I want to create a utility class that will, among other things, return a cached reference to the main camera. Is the below code correct? My concern is that I’m doing it wrong and that FindGameObjectWithTag is being called each and every time the getter is referenced.
using UnityEngine;
public static class Utils
{
public static Camera MainCamera { get; } = Camera.main;
}
Let me first offer you congrats on a great attempt!
But alas, there’s a bunch of lifetime and timing subtleties that cause problems with the above approach.
First off, static classes get new-ed up at some random point in time. No telling if Unity is even fully up and running with a scene, or that there is a main camera.
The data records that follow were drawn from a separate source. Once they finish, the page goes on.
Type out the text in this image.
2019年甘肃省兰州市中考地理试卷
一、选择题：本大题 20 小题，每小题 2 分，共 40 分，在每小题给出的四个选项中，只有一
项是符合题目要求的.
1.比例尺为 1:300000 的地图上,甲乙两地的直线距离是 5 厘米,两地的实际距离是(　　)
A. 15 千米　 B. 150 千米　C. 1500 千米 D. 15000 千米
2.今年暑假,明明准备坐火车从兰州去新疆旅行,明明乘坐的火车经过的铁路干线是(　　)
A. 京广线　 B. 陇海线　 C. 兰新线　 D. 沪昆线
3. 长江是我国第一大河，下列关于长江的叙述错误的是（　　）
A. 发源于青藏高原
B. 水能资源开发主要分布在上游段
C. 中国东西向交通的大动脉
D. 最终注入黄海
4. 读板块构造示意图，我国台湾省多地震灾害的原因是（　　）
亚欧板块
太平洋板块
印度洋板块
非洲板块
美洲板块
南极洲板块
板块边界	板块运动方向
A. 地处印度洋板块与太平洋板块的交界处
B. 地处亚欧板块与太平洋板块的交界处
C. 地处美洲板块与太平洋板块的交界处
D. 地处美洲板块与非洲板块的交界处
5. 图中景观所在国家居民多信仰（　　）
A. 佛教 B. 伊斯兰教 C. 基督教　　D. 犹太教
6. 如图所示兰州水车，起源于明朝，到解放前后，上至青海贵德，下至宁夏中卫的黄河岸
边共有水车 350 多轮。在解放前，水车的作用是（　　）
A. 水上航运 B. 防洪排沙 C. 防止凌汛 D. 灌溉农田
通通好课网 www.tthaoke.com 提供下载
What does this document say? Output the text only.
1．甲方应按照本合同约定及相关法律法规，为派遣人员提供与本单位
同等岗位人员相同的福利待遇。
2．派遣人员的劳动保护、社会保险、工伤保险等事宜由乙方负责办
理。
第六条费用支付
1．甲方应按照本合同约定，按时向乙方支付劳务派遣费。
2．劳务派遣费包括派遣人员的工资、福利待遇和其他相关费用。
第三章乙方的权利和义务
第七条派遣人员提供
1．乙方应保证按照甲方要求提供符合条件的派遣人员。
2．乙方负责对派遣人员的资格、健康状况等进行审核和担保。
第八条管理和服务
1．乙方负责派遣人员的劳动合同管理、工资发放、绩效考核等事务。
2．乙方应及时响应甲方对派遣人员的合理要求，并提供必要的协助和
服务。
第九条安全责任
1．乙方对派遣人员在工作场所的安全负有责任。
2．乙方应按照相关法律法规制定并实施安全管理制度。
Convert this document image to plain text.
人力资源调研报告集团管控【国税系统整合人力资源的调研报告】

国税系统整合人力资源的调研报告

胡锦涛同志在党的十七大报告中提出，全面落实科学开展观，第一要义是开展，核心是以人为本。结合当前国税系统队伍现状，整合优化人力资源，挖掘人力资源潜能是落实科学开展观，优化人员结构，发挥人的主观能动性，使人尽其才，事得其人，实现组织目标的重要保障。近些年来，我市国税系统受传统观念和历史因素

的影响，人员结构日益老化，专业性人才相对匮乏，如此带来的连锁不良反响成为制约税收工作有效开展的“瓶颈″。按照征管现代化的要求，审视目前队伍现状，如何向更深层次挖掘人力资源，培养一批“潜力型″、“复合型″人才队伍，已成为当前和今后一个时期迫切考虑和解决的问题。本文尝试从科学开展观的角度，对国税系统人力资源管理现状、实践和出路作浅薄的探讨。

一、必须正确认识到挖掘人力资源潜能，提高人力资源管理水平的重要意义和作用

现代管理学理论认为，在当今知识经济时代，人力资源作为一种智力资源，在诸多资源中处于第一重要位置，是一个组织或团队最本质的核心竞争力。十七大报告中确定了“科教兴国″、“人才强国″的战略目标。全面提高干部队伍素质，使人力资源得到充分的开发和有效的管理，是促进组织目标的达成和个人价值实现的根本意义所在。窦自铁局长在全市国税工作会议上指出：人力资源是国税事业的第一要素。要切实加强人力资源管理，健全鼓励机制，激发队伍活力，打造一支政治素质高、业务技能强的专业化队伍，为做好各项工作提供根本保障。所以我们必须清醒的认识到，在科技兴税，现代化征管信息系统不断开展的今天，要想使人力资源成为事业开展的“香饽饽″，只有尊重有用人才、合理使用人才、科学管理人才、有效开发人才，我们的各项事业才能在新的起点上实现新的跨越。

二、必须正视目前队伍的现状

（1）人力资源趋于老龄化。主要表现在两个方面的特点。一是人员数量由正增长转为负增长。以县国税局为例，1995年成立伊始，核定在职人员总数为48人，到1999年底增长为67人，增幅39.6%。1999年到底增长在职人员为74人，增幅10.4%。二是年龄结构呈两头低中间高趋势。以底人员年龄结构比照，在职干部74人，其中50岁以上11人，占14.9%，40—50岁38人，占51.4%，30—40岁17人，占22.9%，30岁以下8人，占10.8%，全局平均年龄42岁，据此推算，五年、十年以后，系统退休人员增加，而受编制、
That means this initialization will probably not work.
Second, when you change scenes, this will keep returning the old camera from before, if it was ever able to find a legal one in the first place.
So what you want is a check and possible get, then return:
static Camera _mainCamera;
public static Camera MainCamera
{
get
{
if (!_mainCamera)
{
_mainCamera = Camera.main;
}
return _mainCamera;
}
}
This won’t get invoked in any way until you call it from one of your Monobehavior instances, plus if you switch scenes, the previous camera will now be destroyed, so this will seek a new main camera.
Sometimes… really the main thing I don’t like about the above is now all the code will have that one common dependency, a dependency that doesn’t really add much value. For something as simple as getting the main camera, I usually just do it locally, cache it locally done.
If I do use common utility classes it is generally for things that add a bit more value, like a specialized GameObject finder, or something else with a little bit of valuable logic that I don’t want to copy/pasta around everywhere.